Gotabhaya Rajapakse a nommé son frère Mahinda Premier ministre, mais faute de majorité, a suspendu provisoirement le Parlement. Un député proche de Gotabhaya Rajapakse a préparé un amendement à la Constitution prévoyant de donner au Président tous pouvoirs de nomination et de révocation des juges, mais une majorité des deux tiers est requise pour une telle mesure. Des élections législatives anticipées sont prévues en mars ou avril 2020. Le Président de la commission électorale, qui a assuré avec beaucoup de professionnalisme et grâce à la collaboration de la police la régularité de tous les scrutins depuis 2011, a déclaré vouloir être déchargé de ses fonctions avant cette date, sans en préciser les motifs.

Le nouveau Président a prêté serment à Anuradhapura, capitale historique des rois bouddhistes dans l’Antiquité, et non à Kandy, dernière capitale du pays avant la conquête britannique, ou Colombo, capitale coloniale : dans un discours d’investiture axé sur la sécurité et non sur l’unité nationale, il a publiquement regretté que les minorités religieuses aient voté contre lui.
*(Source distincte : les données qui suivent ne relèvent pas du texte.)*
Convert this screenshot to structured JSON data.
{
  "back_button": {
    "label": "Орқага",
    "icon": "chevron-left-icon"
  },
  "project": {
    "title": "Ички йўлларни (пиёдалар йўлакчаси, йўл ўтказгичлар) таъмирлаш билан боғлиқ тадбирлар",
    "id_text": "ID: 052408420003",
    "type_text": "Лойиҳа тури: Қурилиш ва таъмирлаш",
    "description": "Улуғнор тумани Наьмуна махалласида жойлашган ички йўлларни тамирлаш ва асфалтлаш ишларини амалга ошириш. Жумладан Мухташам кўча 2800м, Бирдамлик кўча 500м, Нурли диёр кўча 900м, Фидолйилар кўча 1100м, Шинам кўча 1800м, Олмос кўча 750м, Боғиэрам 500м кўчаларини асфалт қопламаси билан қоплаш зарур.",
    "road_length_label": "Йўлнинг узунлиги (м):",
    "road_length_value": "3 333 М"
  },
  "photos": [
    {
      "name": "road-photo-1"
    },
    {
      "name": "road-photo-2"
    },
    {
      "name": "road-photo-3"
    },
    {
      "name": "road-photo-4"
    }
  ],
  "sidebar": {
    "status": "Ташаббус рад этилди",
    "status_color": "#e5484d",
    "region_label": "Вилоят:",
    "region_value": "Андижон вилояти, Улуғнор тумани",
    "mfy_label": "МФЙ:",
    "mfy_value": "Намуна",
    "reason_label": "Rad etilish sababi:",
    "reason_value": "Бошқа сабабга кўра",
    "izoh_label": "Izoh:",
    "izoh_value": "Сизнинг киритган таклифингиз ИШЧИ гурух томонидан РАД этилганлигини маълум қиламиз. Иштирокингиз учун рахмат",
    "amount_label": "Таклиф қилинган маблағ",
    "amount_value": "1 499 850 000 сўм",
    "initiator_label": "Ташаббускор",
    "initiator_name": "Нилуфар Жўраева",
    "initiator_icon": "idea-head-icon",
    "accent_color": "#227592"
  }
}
Dans la foulée, le moine Galagoda Gnanasara, leader de la BBS, a annoncé publiquement que si les élections législatives confirmaient les résultats des présidentielles, il mettrait en sommeil son organisation, ses buts étant atteints[2].

Dans l’ensemble de l’Asie du Sud, le sécularisme est aux abois. Mais on doit s’attendre à ce qu’il ne disparaisse pas sans combattre.